The Occupational Safety and Health Administration (“OSHA”) released a new interpretation letter on April 5, 2013, clarifying that non-union employees may select a non-employee who is “affiliated with a union” or with a “community organization” to act as their walk-around representative during OSHA inspections of their employer’s worksite.  In reaching this conclusion, OSHA concluded that language in Section 8(e), 29 U.S.C. § 657(e), of the Occupational Safety and Health Act (“OSH Act”) authorizes participation in the walk-around portion of an OSHA inspection by a person affiliated with a union without a collective bargaining agreement or with a community representative so long as the individual has been authorized by the employees to serve as their representative.  

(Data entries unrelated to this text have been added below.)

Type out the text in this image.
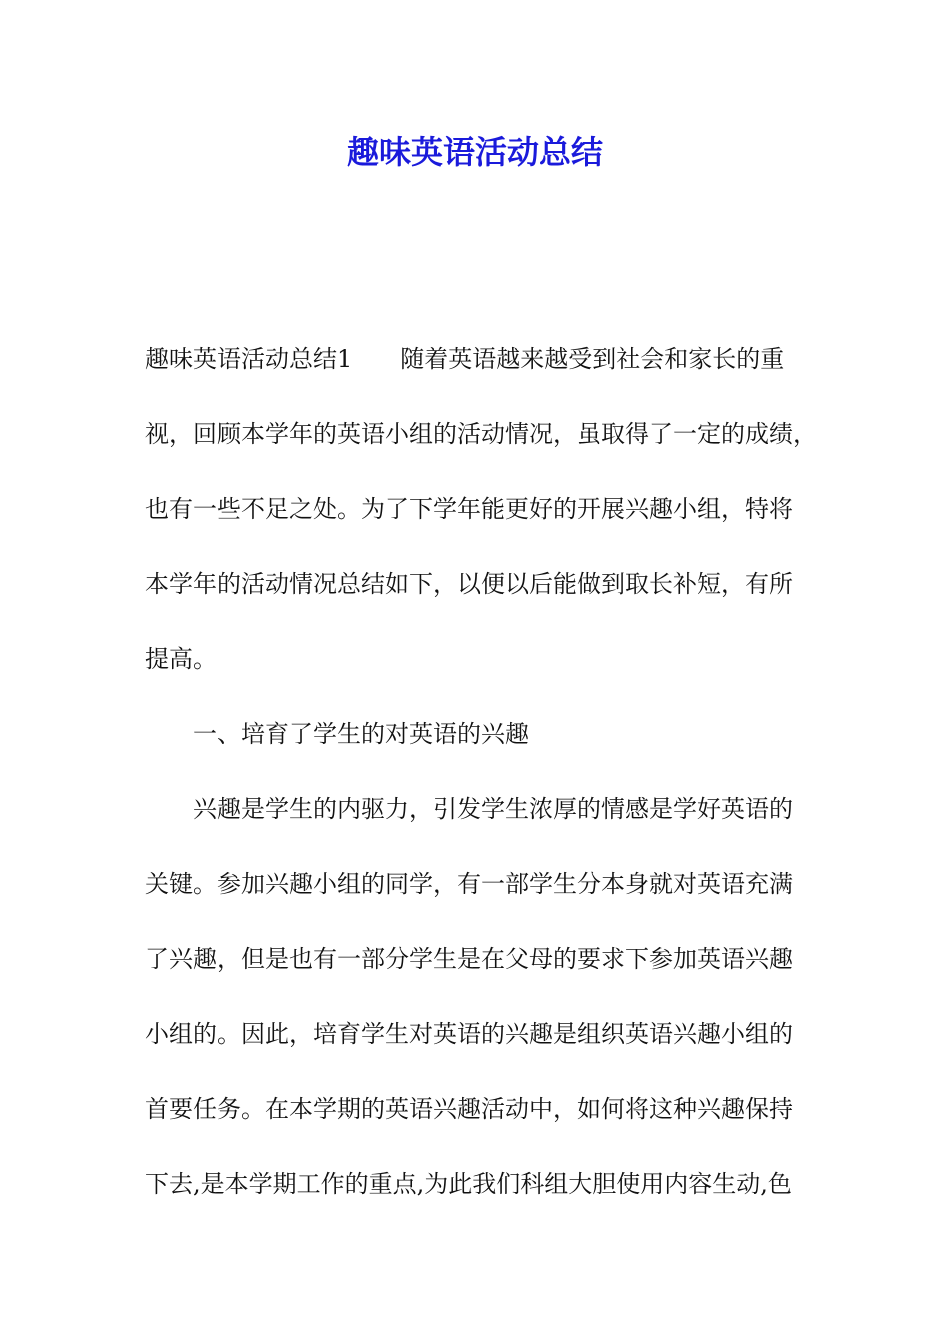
趣味英语活动总结
趣味英语活动总结1　　随着英语越来越受到社会和家长的重
视，回顾本学年的英语小组的活动情况，虽取得了一定的成绩，
也有一些不足之处。为了下学年能更好的开展兴趣小组，特将
本学年的活动情况总结如下，以便以后能做到取长补短，有所
提高。
一、培育了学生的对英语的兴趣
兴趣是学生的内驱力，引发学生浓厚的情感是学好英语的
关键。参加兴趣小组的同学，有一部学生分本身就对英语充满
了兴趣，但是也有一部分学生是在父母的要求下参加英语兴趣
小组的。因此，培育学生对英语的兴趣是组织英语兴趣小组的
首要任务。在本学期的英语兴趣活动中，如何将这种兴趣保持
下去,是本学期工作的重点,为此我们科组大胆使用内容生动,色
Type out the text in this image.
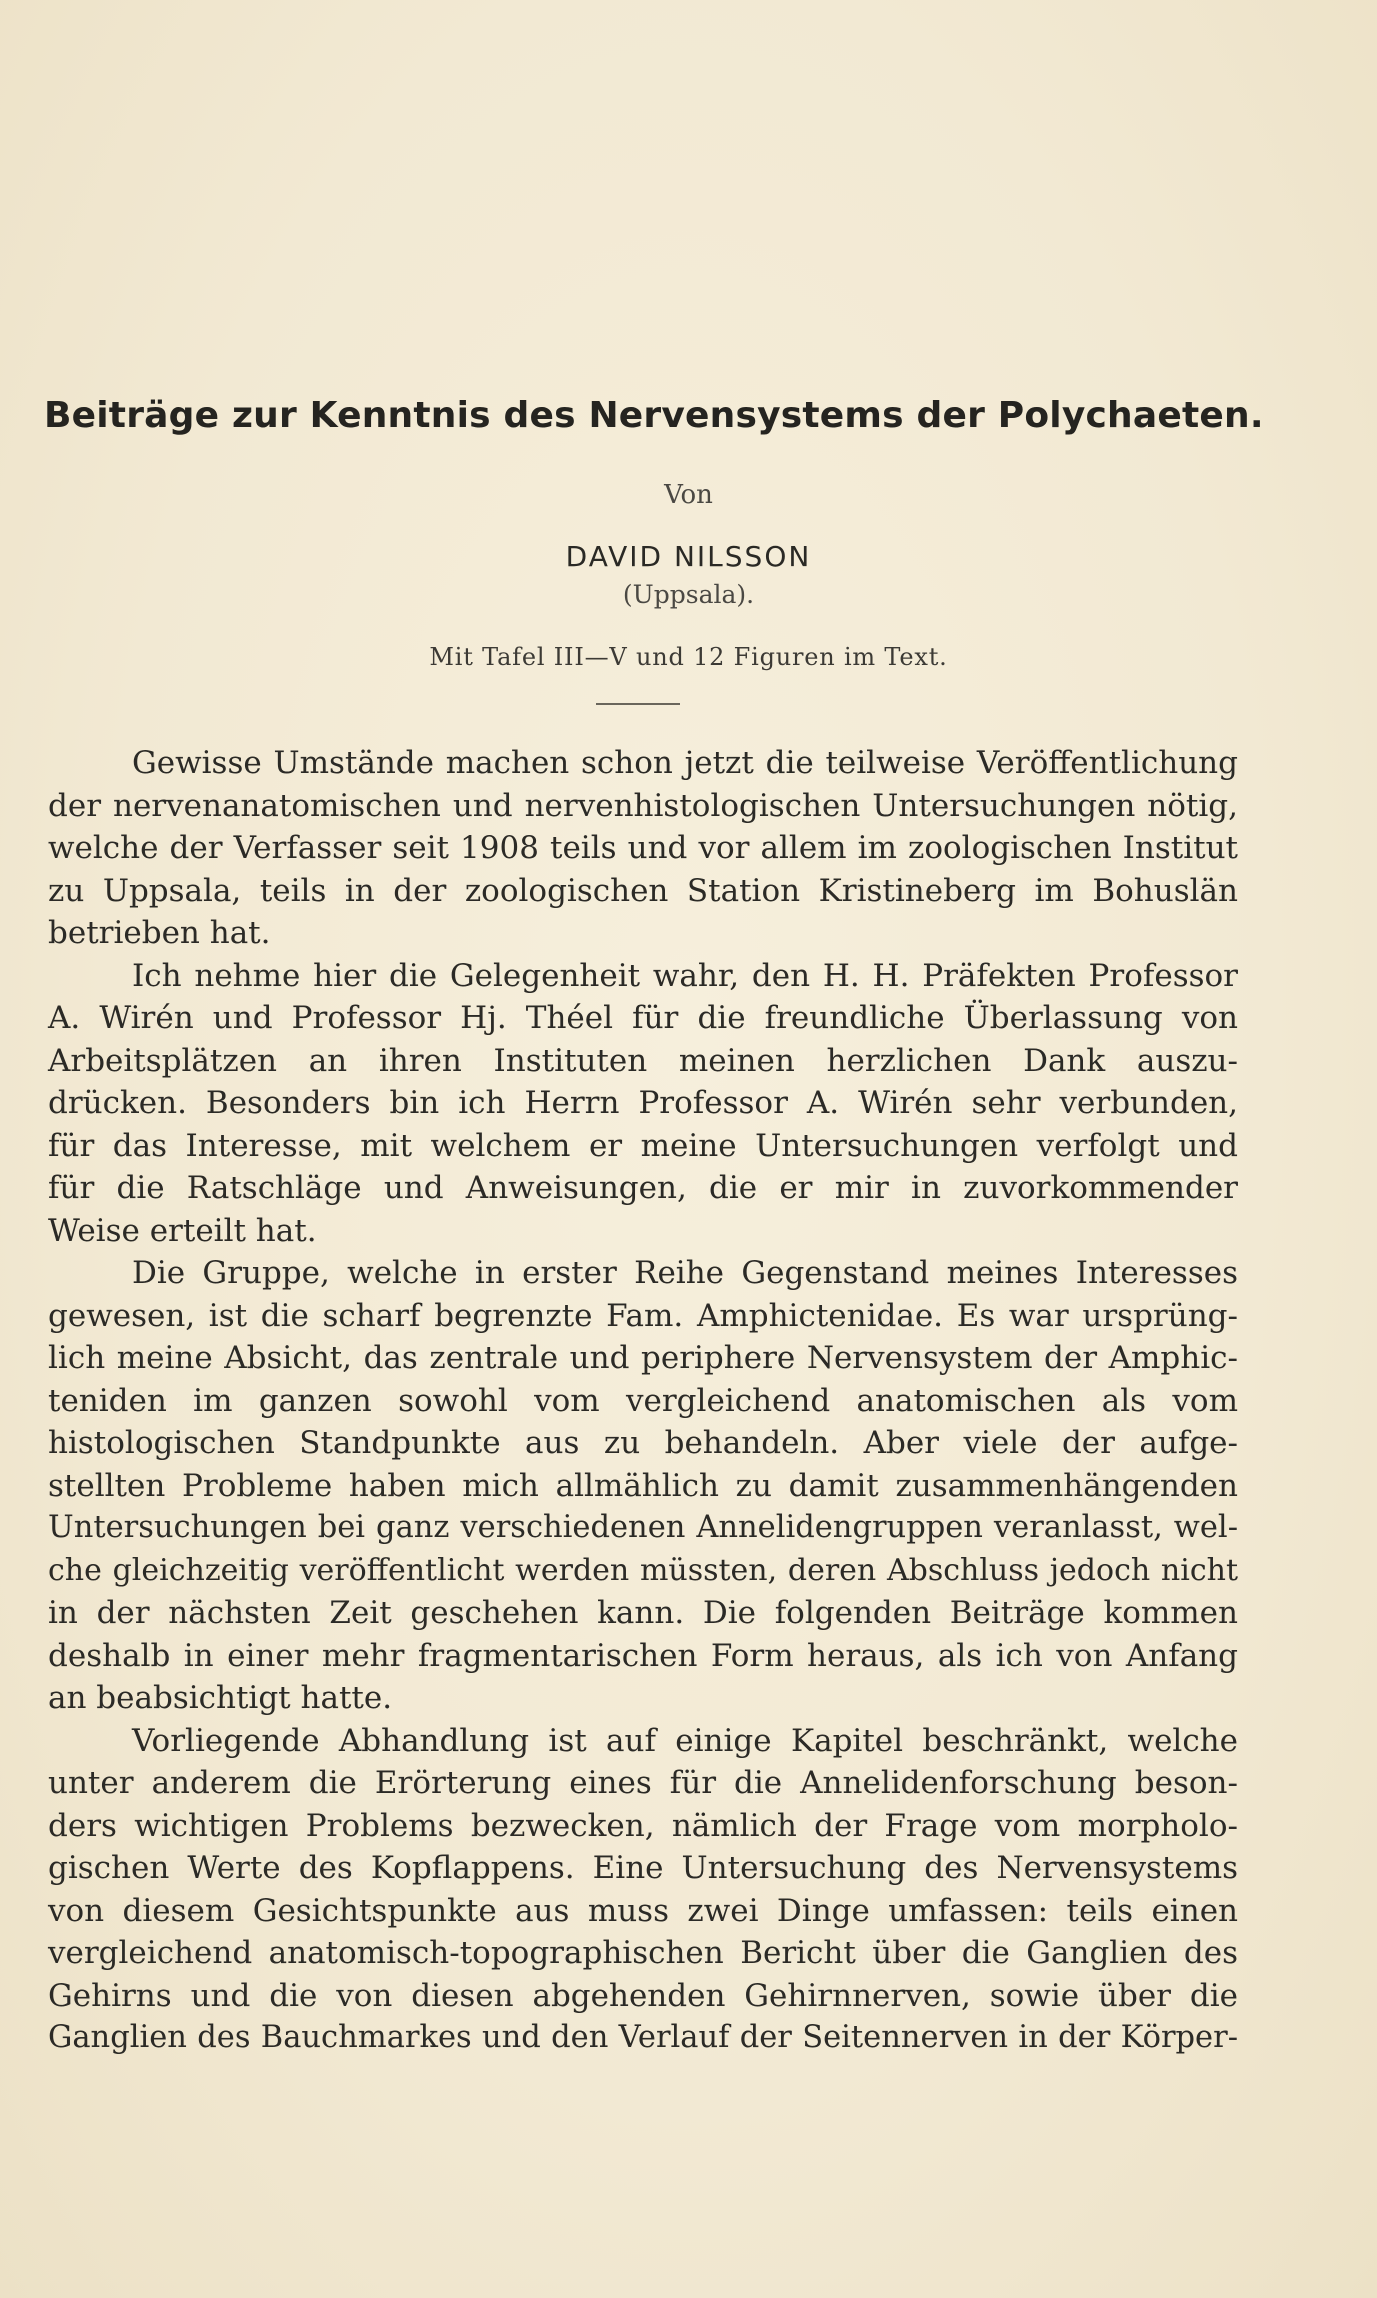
Beiträge zur Kenntnis des Nervensystems der Polychaeten.
Von
DAVID NILSSON
(Uppsala).
Mit Tafel III—V und 12 Figuren im Text.
Gewisse Umstände machen schon jetzt die teilweise Veröffentlichung
der nervenanatomischen und nervenhistologischen Untersuchungen nötig,
welche der Verfasser seit 1908 teils und vor allem im zoologischen Institut
zu Uppsala, teils in der zoologischen Station Kristineberg im Bohuslän
betrieben hat.
Ich nehme hier die Gelegenheit wahr, den H. H. Präfekten Professor
A. Wirén und Professor Hj. Théel für die freundliche Überlassung von
Arbeitsplätzen an ihren Instituten meinen herzlichen Dank auszu-
drücken. Besonders bin ich Herrn Professor A. Wirén sehr verbunden,
für das Interesse, mit welchem er meine Untersuchungen verfolgt und
für die Ratschläge und Anweisungen, die er mir in zuvorkommender
Weise erteilt hat.
Die Gruppe, welche in erster Reihe Gegenstand meines Interesses
gewesen, ist die scharf begrenzte Fam. Amphictenidae. Es war ursprüng-
lich meine Absicht, das zentrale und periphere Nervensystem der Amphic-
teniden im ganzen sowohl vom vergleichend anatomischen als vom
histologischen Standpunkte aus zu behandeln. Aber viele der aufge-
stellten Probleme haben mich allmählich zu damit zusammenhängenden
Untersuchungen bei ganz verschiedenen Annelidengruppen veranlasst, wel-
che gleichzeitig veröffentlicht werden müssten, deren Abschluss jedoch nicht
in der nächsten Zeit geschehen kann. Die folgenden Beiträge kommen
deshalb in einer mehr fragmentarischen Form heraus, als ich von Anfang
an beabsichtigt hatte.
Vorliegende Abhandlung ist auf einige Kapitel beschränkt, welche
unter anderem die Erörterung eines für die Annelidenforschung beson-
ders wichtigen Problems bezwecken, nämlich der Frage vom morpholo-
gischen Werte des Kopflappens. Eine Untersuchung des Nervensystems
von diesem Gesichtspunkte aus muss zwei Dinge umfassen: teils einen
vergleichend anatomisch-topographischen Bericht über die Ganglien des
Gehirns und die von diesen abgehenden Gehirnnerven, sowie über die
Ganglien des Bauchmarkes und den Verlauf der Seitennerven in der Körper-
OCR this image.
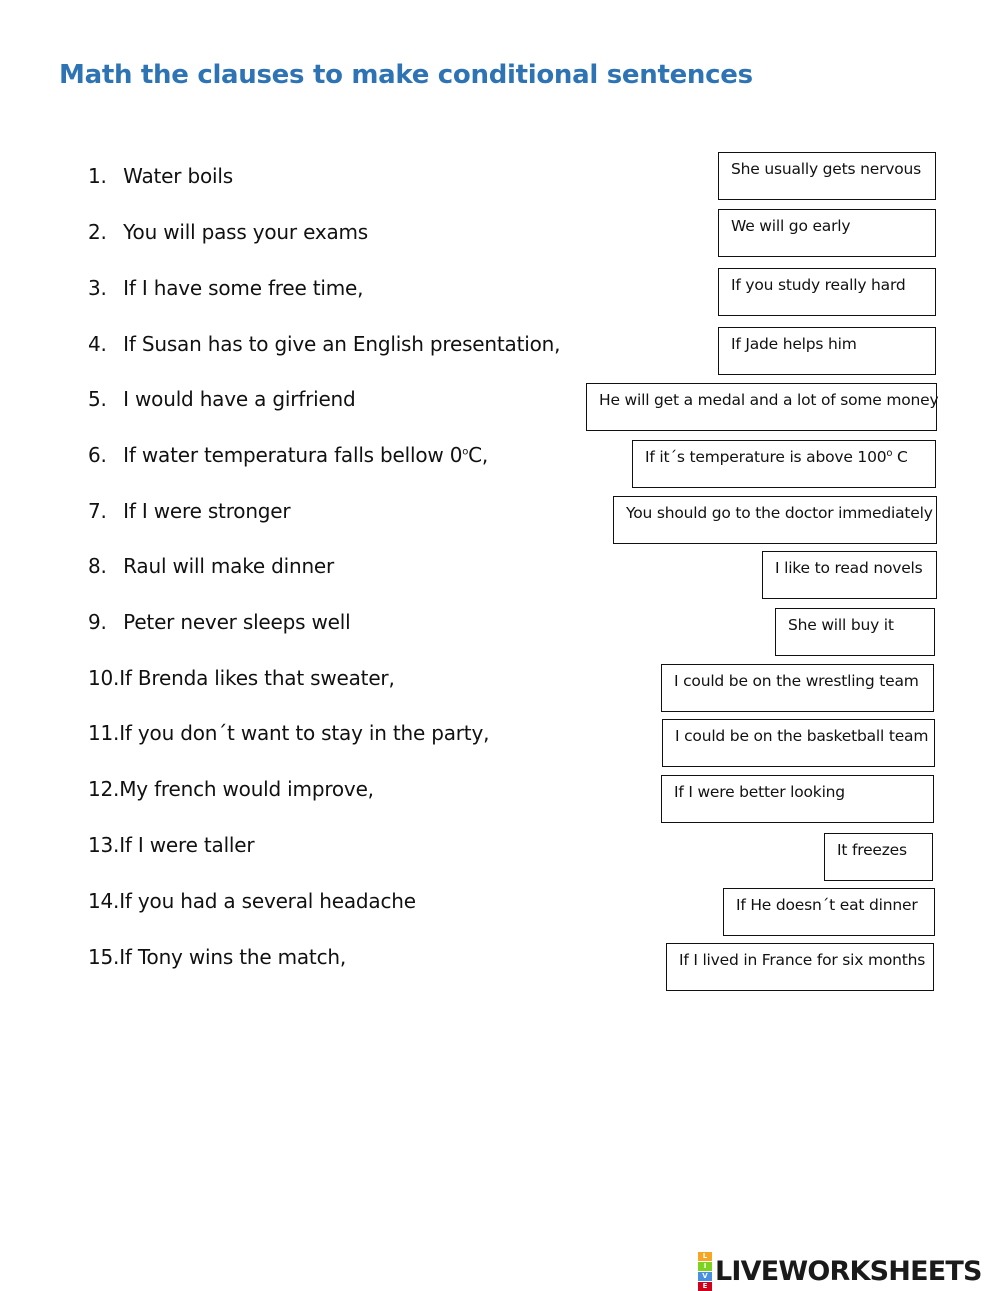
Math the clauses to make conditional sentences
1. Water boils
2. You will pass your exams
3. If I have some free time,
4. If Susan has to give an English presentation,
5. I would have a girfriend
6. If water temperatura falls bellow 0$^o$C,
7. If I were stronger
8. Raul will make dinner
9. Peter never sleeps well
10.If Brenda likes that sweater,
11.If you don´t want to stay in the party,
12.My french would improve,
13.If I were taller
14.If you had a several headache
15.If Tony wins the match,
She usually gets nervous
We will go early
If you study really hard
If Jade helps him
He will get a medal and a lot of some money
If it´s temperature is above 100$^o$ C
You should go to the doctor immediately
I like to read novels
She will buy it
I could be on the wrestling team
I could be on the basketball team
If I were better looking
It freezes
If He doesn´t eat dinner
If I lived in France for six months
L
I
V
E LIVEWORKSHEETS
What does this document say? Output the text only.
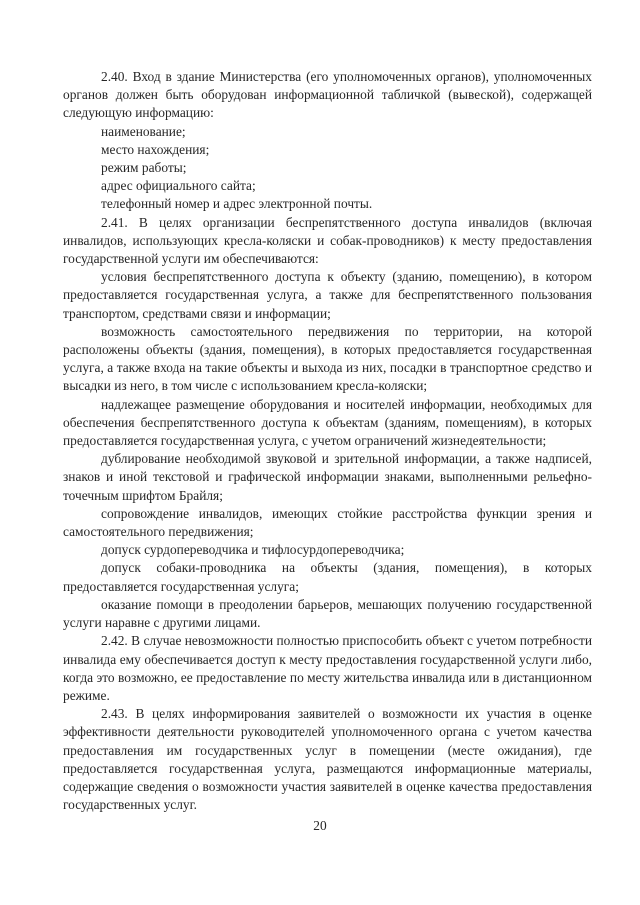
2.40. Вход в здание Министерства (его уполномоченных органов), уполномоченных органов должен быть оборудован информационной табличкой (вывеской), содержащей следующую информацию:

наименование;

место нахождения;

режим работы;

адрес официального сайта;

телефонный номер и адрес электронной почты.

2.41. В целях организации беспрепятственного доступа инвалидов (включая инвалидов, использующих кресла-коляски и собак-проводников) к месту предоставления государственной услуги им обеспечиваются:

условия беспрепятственного доступа к объекту (зданию, помещению), в котором предоставляется государственная услуга, а также для беспрепятственного пользования транспортом, средствами связи и информации;

возможность самостоятельного передвижения по территории, на которой расположены объекты (здания, помещения), в которых предоставляется государственная услуга, а также входа на такие объекты и выхода из них, посадки в транспортное средство и высадки из него, в том числе с использованием кресла-коляски;

надлежащее размещение оборудования и носителей информации, необходимых для обеспечения беспрепятственного доступа к объектам (зданиям, помещениям), в которых предоставляется государственная услуга, с учетом ограничений жизнедеятельности;

дублирование необходимой звуковой и зрительной информации, а также надписей, знаков и иной текстовой и графической информации знаками, выполненными рельефно-точечным шрифтом Брайля;

сопровождение инвалидов, имеющих стойкие расстройства функции зрения и самостоятельного передвижения;

допуск сурдопереводчика и тифлосурдопереводчика;

допуск собаки-проводника на объекты (здания, помещения), в которых предоставляется государственная услуга;

оказание помощи в преодолении барьеров, мешающих получению государственной услуги наравне с другими лицами.

2.42. В случае невозможности полностью приспособить объект с учетом потребности инвалида ему обеспечивается доступ к месту предоставления государственной услуги либо, когда это возможно, ее предоставление по месту жительства инвалида или в дистанционном режиме.

2.43. В целях информирования заявителей о возможности их участия в оценке эффективности деятельности руководителей уполномоченного органа с учетом качества предоставления им государственных услуг в помещении (месте ожидания), где предоставляется государственная услуга, размещаются информационные материалы, содержащие сведения о возможности участия заявителей в оценке качества предоставления государственных услуг.

20
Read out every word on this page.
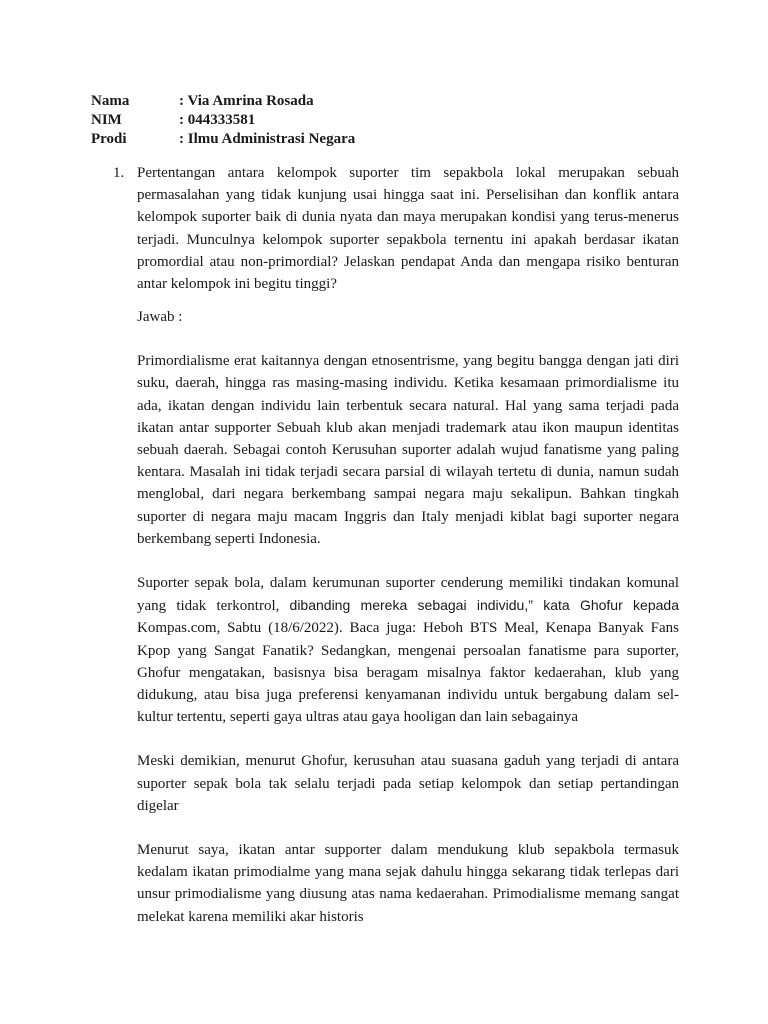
Nama	: Via Amrina Rosada
NIM	: 044333581
Prodi	: Ilmu Administrasi Negara
1. Pertentangan antara kelompok suporter tim sepakbola lokal merupakan sebuah permasalahan yang tidak kunjung usai hingga saat ini. Perselisihan dan konflik antara kelompok suporter baik di dunia nyata dan maya merupakan kondisi yang terus-menerus terjadi. Munculnya kelompok suporter sepakbola ternentu ini apakah berdasar ikatan promordial atau non-primordial? Jelaskan pendapat Anda dan mengapa risiko benturan antar kelompok ini begitu tinggi?

Jawab :

Primordialisme erat kaitannya dengan etnosentrisme, yang begitu bangga dengan jati diri suku, daerah, hingga ras masing-masing individu. Ketika kesamaan primordialisme itu ada, ikatan dengan individu lain terbentuk secara natural. Hal yang sama terjadi pada ikatan antar supporter Sebuah klub akan menjadi trademark atau ikon maupun identitas sebuah daerah. Sebagai contoh Kerusuhan suporter adalah wujud fanatisme yang paling kentara. Masalah ini tidak terjadi secara parsial di wilayah tertetu di dunia, namun sudah menglobal, dari negara berkembang sampai negara maju sekalipun. Bahkan tingkah suporter di negara maju macam Inggris dan Italy menjadi kiblat bagi suporter negara berkembang seperti Indonesia.

Suporter sepak bola, dalam kerumunan suporter cenderung memiliki tindakan komunal yang tidak terkontrol, dibanding mereka sebagai individu,” kata Ghofur kepada Kompas.com, Sabtu (18/6/2022). Baca juga: Heboh BTS Meal, Kenapa Banyak Fans Kpop yang Sangat Fanatik? Sedangkan, mengenai persoalan fanatisme para suporter, Ghofur mengatakan, basisnya bisa beragam misalnya faktor kedaerahan, klub yang didukung, atau bisa juga preferensi kenyamanan individu untuk bergabung dalam sel-kultur tertentu, seperti gaya ultras atau gaya hooligan dan lain sebagainya

Meski demikian, menurut Ghofur, kerusuhan atau suasana gaduh yang terjadi di antara suporter sepak bola tak selalu terjadi pada setiap kelompok dan setiap pertandingan digelar

Menurut saya, ikatan antar supporter dalam mendukung klub sepakbola termasuk kedalam ikatan primodialme yang mana sejak dahulu hingga sekarang tidak terlepas dari unsur primodialisme yang diusung atas nama kedaerahan. Primodialisme memang sangat melekat karena memiliki akar historis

However, OSHA recognized that pursuant to 29 C.F.R. § 1903.8, the OSHA compliance officer may exercise his or her discretion in who can participate in workplace inspections in order to manage the inspection effectively.  While OSHA recognized that its regulations acknowledge that most employee representatives will be employees of the employer, it concluded that there may be times when the presence of an employee representative who is not employed by the employer will be allowed to participate in a workplace inspection.  Specifically, the regulations allow an OSHA compliance officer, for “good cause,” to be accompanied by a third-party who is not an employee, such as “an industrial hygienist or a safety engineer” when, in the judgment of the OSHA compliance officer, such a representative is “reasonably necessary to the conduct of an effective and thorough physical inspection.”  29 C.F.R. § 1903.8(c).  In OSHA’s view, representatives are “reasonably necessary” when they will make a positive contribution to a thorough and effective inspection.  OSHA noted that a non-employee representative may make a positive contribution to an inspection if, for example, he or she has experience and skill in evaluating similar working condition, or when he or she is fluent in the language of non-English speaking workers and would facilitate useful interactions between the compliance officer and the workers.

Citing confusion, OSHA withdrew an earlier 2003 interpretation letter that rejected the right of a non-employee who files an OSHA complaint to participate in the resulting OSHA inspection.  OSHA noted that the 2003 interpretation letter was distinguishable because it did not address the right of workers to designate a representative of their choice.